Deymann, Clementine
DEYMANN, CLEMENTINE
First commissary provincial of the California fran ciscans; b. Klein Stavern, Diocese of Osnabrück, Hanover, Germany, June 24, 1844; d. Phoenix, Ariz., Dec. 4,1896. He was christened John Henry, receiving the name Clementine after he immigrated to America (1864) and entered the Franciscan Order in Illinois (1867). He was ordained in 1872 and served the Sacred Heart Province of his order in the Middle West for 13 years. In 1886 he was assigned to Watsonville, Calif., where he spent most of the remainder of his life. Because of the distance between the provincial headquarters in St. Louis, Mo., and the West coast houses of his order, Deymann was appointed provincial visitor for the California area. He served two terms as definitor (councilor) for his province and was instrumental in obtaining Franciscan parishes in Los Angeles, San Francisco, Oakland, and Sacramento.
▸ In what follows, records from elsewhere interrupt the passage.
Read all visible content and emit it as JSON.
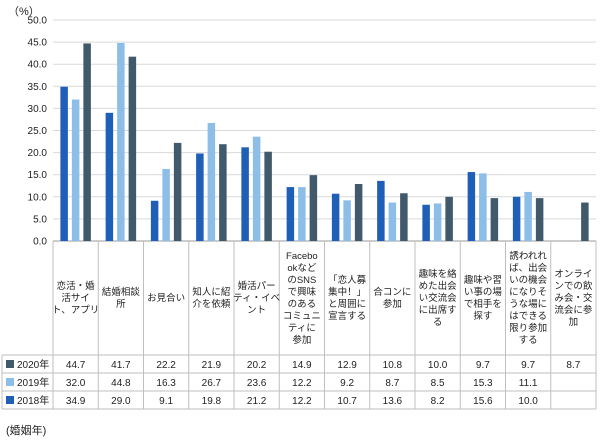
{
  "chart_data": {
    "type": "bar",
    "unit_label": "（%）",
    "footnote": "(婚姻年)",
    "ylim": [
      0,
      50
    ],
    "y_ticks": [
      "0.0",
      "5.0",
      "10.0",
      "15.0",
      "20.0",
      "25.0",
      "30.0",
      "35.0",
      "40.0",
      "45.0",
      "50.0"
    ],
    "grid": true,
    "legend_placement": "table-left",
    "categories": [
      "恋活・婚活サイト、アプリ",
      "結婚相談所",
      "お見合い",
      "知人に紹介を依頼",
      "婚活パーティ・イベント",
      "FacebookなどのSNSで興味のあるコミュニティに参加",
      "「恋人募集中！」と周囲に宣言する",
      "合コンに参加",
      "趣味を絡めた出会い交流会に出席する",
      "趣味や習い事の場で相手を探す",
      "誘われれば、出会いの機会になりそうな場にはできる限り参加する",
      "オンラインでの飲み会・交流会に参加"
    ],
    "category_lines": [
      [
        "恋活・婚",
        "活サイ",
        "ト、アプリ"
      ],
      [
        "結婚相談",
        "所"
      ],
      [
        "お見合い"
      ],
      [
        "知人に紹",
        "介を依頼"
      ],
      [
        "婚活パー",
        "ティ・イベ",
        "ント"
      ],
      [
        "Facebo",
        "okなど",
        "のSNS",
        "で興味",
        "のある",
        "コミュニ",
        "ティに",
        "参加"
      ],
      [
        "「恋人募",
        "集中！」",
        "と周囲に",
        "宣言する"
      ],
      [
        "合コンに",
        "参加"
      ],
      [
        "趣味を絡",
        "めた出会",
        "い交流会",
        "に出席す",
        "る"
      ],
      [
        "趣味や習",
        "い事の場",
        "で相手を",
        "探す"
      ],
      [
        "誘われれ",
        "ば、出会",
        "いの機会",
        "になりそ",
        "うな場に",
        "はできる",
        "限り参加",
        "する"
      ],
      [
        "オンライ",
        "ンでの飲",
        "み会・交",
        "流会に参",
        "加"
      ]
    ],
    "series": [
      {
        "name": "2018年",
        "color": "#1f5fb8",
        "values": [
          34.9,
          29.0,
          9.1,
          19.8,
          21.2,
          12.2,
          10.7,
          13.6,
          8.2,
          15.6,
          10.0,
          null
        ],
        "labels": [
          "34.9",
          "29.0",
          "9.1",
          "19.8",
          "21.2",
          "12.2",
          "10.7",
          "13.6",
          "8.2",
          "15.6",
          "10.0",
          ""
        ]
      },
      {
        "name": "2019年",
        "color": "#8cbee8",
        "values": [
          32.0,
          44.8,
          16.3,
          26.7,
          23.6,
          12.2,
          9.2,
          8.7,
          8.5,
          15.3,
          11.1,
          null
        ],
        "labels": [
          "32.0",
          "44.8",
          "16.3",
          "26.7",
          "23.6",
          "12.2",
          "9.2",
          "8.7",
          "8.5",
          "15.3",
          "11.1",
          ""
        ]
      },
      {
        "name": "2020年",
        "color": "#405a6c",
        "values": [
          44.7,
          41.7,
          22.2,
          21.9,
          20.2,
          14.9,
          12.9,
          10.8,
          10.0,
          9.7,
          9.7,
          8.7
        ],
        "labels": [
          "44.7",
          "41.7",
          "22.2",
          "21.9",
          "20.2",
          "14.9",
          "12.9",
          "10.8",
          "10.0",
          "9.7",
          "9.7",
          "8.7"
        ]
      }
    ],
    "table_row_order": [
      2,
      1,
      0
    ]
  }
}
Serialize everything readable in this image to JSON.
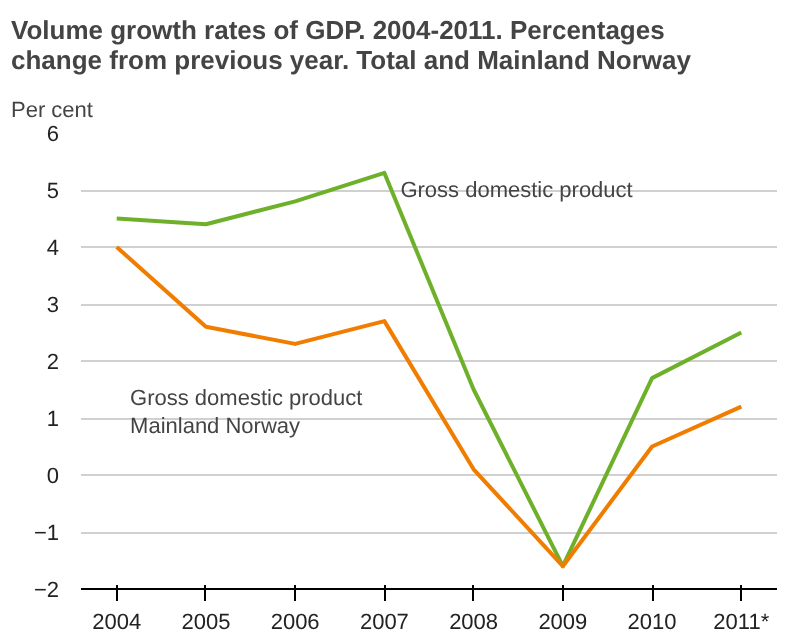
{
  "chart_data": {
    "type": "line",
    "title": "Volume growth rates of GDP. 2004-2011. Percentages change from previous year. Total and Mainland Norway",
    "ylabel": "Per cent",
    "categories": [
      "2004",
      "2005",
      "2006",
      "2007",
      "2008",
      "2009",
      "2010",
      "2011*"
    ],
    "series": [
      {
        "color": "#6fb02b",
        "values": [
          4.5,
          4.4,
          4.8,
          5.3,
          1.5,
          -1.6,
          1.7,
          2.5
        ]
      },
      {
        "color": "#f07d00",
        "values": [
          4.0,
          2.6,
          2.3,
          2.7,
          0.1,
          -1.6,
          0.5,
          1.2
        ]
      }
    ],
    "ylim": [
      -2,
      6
    ],
    "yticks": [
      -2,
      -1,
      0,
      1,
      2,
      3,
      4,
      5,
      6
    ],
    "grid": "y",
    "marker": "none",
    "line_style": "solid",
    "annotations": [
      {
        "text": "Gross domestic product",
        "x": "2007",
        "y": 5.2
      },
      "Gross domestic product\nMainland Norway"
    ]
  }
}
Shortly before his death the Far West was made into a partially self-governing division of the province (1896), and Deymann was named first commissary provincial. He is buried in Santa Barbara, Calif. His works include lives of St. Francis Solanus, Crescentia Hoess, Junípero Serra, and Magín Catalá. A number of devotional works, most of which were written during the 1880s, are also ascribed to him.
Bibliography: m. a. habig, Heralds of the King: Franciscans of the St. Louis-Chicago Province 1858–1958 (Chicago 1959).